Reservoir-assisted symmetry breaking and coalesced zero-energy modes in an open PT-symmetric Su-Schrieffer-Heeger model.

We study a model consisting of a central $\PT$-symmetric trimer with non-Hermitian strength parameter $\gamma$ coupled to two semi-infinite Su-Schrieffer-Heeger (SSH) leads. We show the existence of two zero-energy modes, one of which is localized while the other is anti-localized. For the remaining eigenvalues, we demonstrate two qualitatively distinct types of $\PT$-symmetry breaking. Within a subset of the parameter space corresponding to the topologically non-trivial phase of the SSH chains, a gap opens within the broken $\PT$ regime of the discrete eigenvalue spectrum. For relatively smaller values of $\gamma$, the eigenvalues are embedded in the two SSH bands and hence become destabilized primarily due to the resonance interaction with the continuum. We refer to this as reservoir-assisted $\PT$-symmetry breaking. As the value of $\gamma$ is increased, the eigenvalues exit the SSH bands and the discrete eigenstates become more strongly localized in the central trimer region.
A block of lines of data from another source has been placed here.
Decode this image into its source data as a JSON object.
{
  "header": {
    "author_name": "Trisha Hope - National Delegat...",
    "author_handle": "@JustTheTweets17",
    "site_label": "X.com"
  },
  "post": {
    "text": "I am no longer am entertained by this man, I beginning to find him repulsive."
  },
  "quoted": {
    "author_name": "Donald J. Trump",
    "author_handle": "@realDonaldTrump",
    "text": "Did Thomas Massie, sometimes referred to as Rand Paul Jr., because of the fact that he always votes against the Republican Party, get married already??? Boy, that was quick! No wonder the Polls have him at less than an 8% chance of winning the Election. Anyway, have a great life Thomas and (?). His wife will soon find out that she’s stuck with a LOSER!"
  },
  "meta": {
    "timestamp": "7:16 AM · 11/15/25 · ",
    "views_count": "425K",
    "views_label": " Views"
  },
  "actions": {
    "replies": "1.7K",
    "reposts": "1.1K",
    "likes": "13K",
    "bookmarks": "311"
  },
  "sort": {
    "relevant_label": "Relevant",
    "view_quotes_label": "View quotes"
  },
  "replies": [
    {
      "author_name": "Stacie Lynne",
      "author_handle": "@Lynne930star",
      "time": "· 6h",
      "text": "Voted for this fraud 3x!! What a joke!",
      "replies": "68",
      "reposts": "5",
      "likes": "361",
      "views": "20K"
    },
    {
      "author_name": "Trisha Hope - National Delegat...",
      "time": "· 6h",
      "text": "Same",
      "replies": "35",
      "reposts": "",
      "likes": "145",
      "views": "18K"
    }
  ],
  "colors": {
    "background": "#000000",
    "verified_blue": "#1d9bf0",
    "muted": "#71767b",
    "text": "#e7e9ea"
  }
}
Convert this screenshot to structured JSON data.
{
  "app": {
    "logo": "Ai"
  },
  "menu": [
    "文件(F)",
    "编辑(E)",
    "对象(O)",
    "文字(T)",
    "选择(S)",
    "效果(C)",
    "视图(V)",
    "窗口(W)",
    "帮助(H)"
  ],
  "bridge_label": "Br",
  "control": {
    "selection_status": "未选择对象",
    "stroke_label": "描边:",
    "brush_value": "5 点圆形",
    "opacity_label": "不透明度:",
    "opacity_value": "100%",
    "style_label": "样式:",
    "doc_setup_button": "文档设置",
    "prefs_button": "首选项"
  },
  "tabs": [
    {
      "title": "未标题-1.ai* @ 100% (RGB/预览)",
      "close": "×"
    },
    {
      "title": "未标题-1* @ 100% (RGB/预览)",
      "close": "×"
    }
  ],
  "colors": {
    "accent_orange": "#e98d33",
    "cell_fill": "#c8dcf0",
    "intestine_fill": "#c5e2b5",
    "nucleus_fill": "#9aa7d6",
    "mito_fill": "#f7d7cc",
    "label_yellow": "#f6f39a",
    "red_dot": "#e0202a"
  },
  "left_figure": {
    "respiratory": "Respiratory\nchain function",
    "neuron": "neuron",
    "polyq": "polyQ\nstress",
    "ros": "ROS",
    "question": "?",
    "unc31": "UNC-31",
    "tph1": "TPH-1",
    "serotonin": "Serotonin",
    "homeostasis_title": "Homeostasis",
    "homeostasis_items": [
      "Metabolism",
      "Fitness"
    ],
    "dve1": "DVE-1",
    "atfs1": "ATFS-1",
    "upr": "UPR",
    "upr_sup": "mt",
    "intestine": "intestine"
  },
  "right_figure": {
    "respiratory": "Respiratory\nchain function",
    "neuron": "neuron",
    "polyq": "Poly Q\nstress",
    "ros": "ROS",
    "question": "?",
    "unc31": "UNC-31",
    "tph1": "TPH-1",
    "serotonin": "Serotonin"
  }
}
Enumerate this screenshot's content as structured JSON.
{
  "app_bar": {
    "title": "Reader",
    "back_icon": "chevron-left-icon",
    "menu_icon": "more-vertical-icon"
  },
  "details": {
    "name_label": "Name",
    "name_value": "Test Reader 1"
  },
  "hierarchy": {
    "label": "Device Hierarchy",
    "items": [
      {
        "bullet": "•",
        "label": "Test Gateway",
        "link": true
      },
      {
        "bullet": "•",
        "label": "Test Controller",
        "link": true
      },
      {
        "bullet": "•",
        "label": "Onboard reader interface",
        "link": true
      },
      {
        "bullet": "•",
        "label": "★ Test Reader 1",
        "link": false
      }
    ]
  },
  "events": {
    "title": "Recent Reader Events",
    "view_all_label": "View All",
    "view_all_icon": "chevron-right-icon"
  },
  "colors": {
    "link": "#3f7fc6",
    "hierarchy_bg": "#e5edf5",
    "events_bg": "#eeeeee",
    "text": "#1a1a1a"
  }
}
This approximate decoupling results in the discrete spectrum behaving more like the independent trimer, including both a region in which the $\PT$-symmetry is restored (the gap) and a second region in which it is broken again. At the exceptional point (EP) marking the boundary between the gap and the second $\PT$-broken region, two of the eigenstates coalesce with the localized zero-energy mode, resulting in a third-order exceptional point (EP3). At the other boundaries of the parameter space at which the gap vanishes, similar higher-order EPs can form as pairs of the discrete eigenstates coalesce with either of the two zero-energy states. The EPs of order $N$ formed of the localized zero-energy state give rise to a characteristic $\sim t^{2N-2}$ evolution in the survival probability dynamics, which we propose to measure in a photonic lattice experiment.